In this implementation the distribution criterion was evaluated using the chisq.test function in R, called in a separate process from a Perl script. Many of the comparisons involved sequences with small numbers of counts, for which the asymptotic (i.e., commonly-used) calculation of the \(p\)-value of a \(\chi^2\) test is not accurate. This implementation therefore used a simulated \(p\)-value, available through the R commands simulate.p.value option. This empirical calculation required many simulated contingency tables, which was expensive.

dbOTU2

The second implementation (dbOTU2), coded in Python 2 and interfaced with R using r2py, took a set of aligned sequences as input and computed the Hamming distance between these sequences as necessary. This reduced the memory required (since it was no longer an entire matrix of all pairwise distances).

Like the first implementation, this one used the minimum of the aligned and unaligned sequences.

Like the first implementation, this one used R’s chisq.test, but this time called via r2py from the Python script. This removed the need for hacky temporary files, but it was still slow and required R and Python to talk nicely to one another.

This implementation also allowed for the distribution criterion to be articulated in terms of the Jensen-Shannon divergence (JSD). The JSD had some advantages over the \(\chi^2\) test but suffered some of the same weaknesses, as will be reviewed in The distribution criterion.

This implementation

This implementation, dbOTU3, aims to improve speed and ease of use. It is written in pure Python 3 and aims to do one thing, namely to turn sequence and provenience data into OTUs.

Rather than requiring aligned sequences, this implementation uses a Levenshtein edit distance as an approximation for the aligned sequence dissimilarity. The merit of this choice is discussed in The genetic criterion.

Rather than using an empirical \(\chi^2\) test, this implementation uses a likelihood ratio test. The merit of this choice is discussed in The distribution criterion.

A more thorough comparison of the implementations and an evaluation of the accuracy and speed of this new implementation is in a separate technical publication [3] (although note the Caveat about the publication’s genetic criterion).
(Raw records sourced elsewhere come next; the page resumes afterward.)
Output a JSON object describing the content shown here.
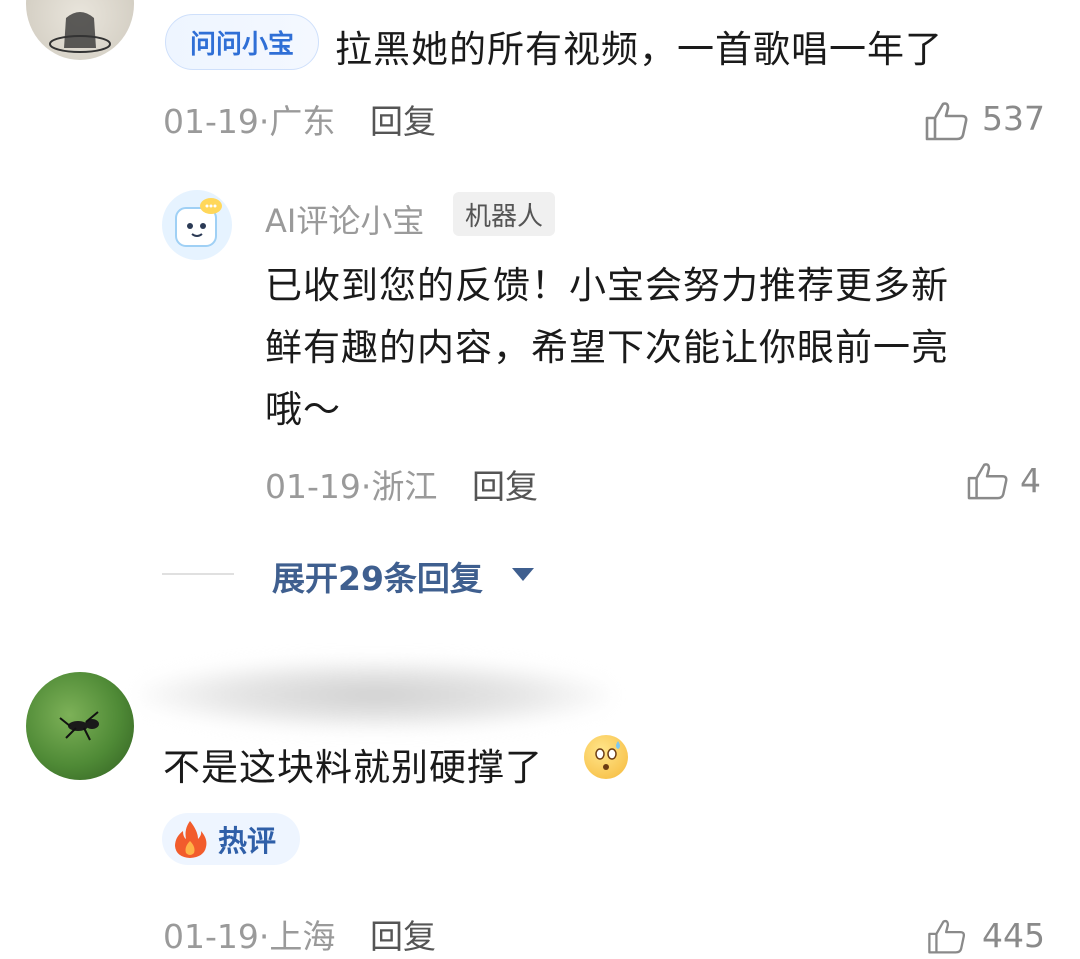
{
  "comment1": {
    "badge": "问问小宝",
    "text": "拉黑她的所有视频，一首歌唱一年了",
    "meta": "01-19·广东",
    "reply": "回复",
    "likes": "537"
  },
  "ai_reply": {
    "name": "AI评论小宝",
    "tag": "机器人",
    "lines": [
      "已收到您的反馈！小宝会努力推荐更多新",
      "鲜有趣的内容，希望下次能让你眼前一亮",
      "哦～"
    ],
    "meta": "01-19·浙江",
    "reply": "回复",
    "likes": "4"
  },
  "expand": {
    "label": "展开29条回复"
  },
  "comment2": {
    "text": "不是这块料就别硬撑了",
    "hot_badge": "热评",
    "meta": "01-19·上海",
    "reply": "回复",
    "likes": "445"
  },
  "colors": {
    "accent_blue": "#2f6fd6",
    "expand_blue": "#3f5f8f",
    "meta_gray": "#9a9a9a"
  },
  "icons": [
    "thumbs-up-icon",
    "flame-icon",
    "chevron-down-icon",
    "chat-bubble-icon"
  ]
}
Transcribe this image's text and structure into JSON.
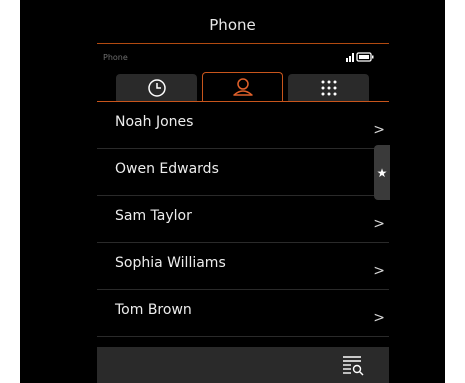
{
  "header": {
    "title": "Phone"
  },
  "status": {
    "app_name": "Phone",
    "signal_icon": "signal-icon",
    "battery_icon": "battery-icon"
  },
  "tabs": [
    {
      "icon": "clock-icon",
      "active": false
    },
    {
      "icon": "person-icon",
      "active": true
    },
    {
      "icon": "keypad-icon",
      "active": false
    }
  ],
  "contacts": [
    {
      "name": "Noah Jones",
      "chevron": ">"
    },
    {
      "name": "Owen Edwards",
      "chevron": ""
    },
    {
      "name": "Sam Taylor",
      "chevron": ">"
    },
    {
      "name": "Sophia Williams",
      "chevron": ">"
    },
    {
      "name": "Tom Brown",
      "chevron": ">"
    }
  ],
  "favorites_tab": {
    "glyph": "★"
  },
  "bottom_bar": {
    "icon": "list-search-icon"
  },
  "colors": {
    "accent": "#c8551c",
    "background": "#000000",
    "surface": "#2a2a2a"
  }
}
[1]Preheim et al. Distribution-Based Clustering: Using Ecology To Refine the Operational Taxonomic Unit. Appl Environ Microbiol (2013) doi:10.1128/AEM.00342-13.
[2]DeSantis et al. NAST: a multiple sequence alignment server for comparative analysis of 16S rRNA genes. Nucleic Acids Res (2006) doi:10.1093/nar/gkl244.
[3]Olesen SW, Duvallet C, and Alm EJ. dbOTU3: A new implementation of distribution-based OTU calling. PLoS ONE (2017) doi:10.1371/journal.pone.0176335.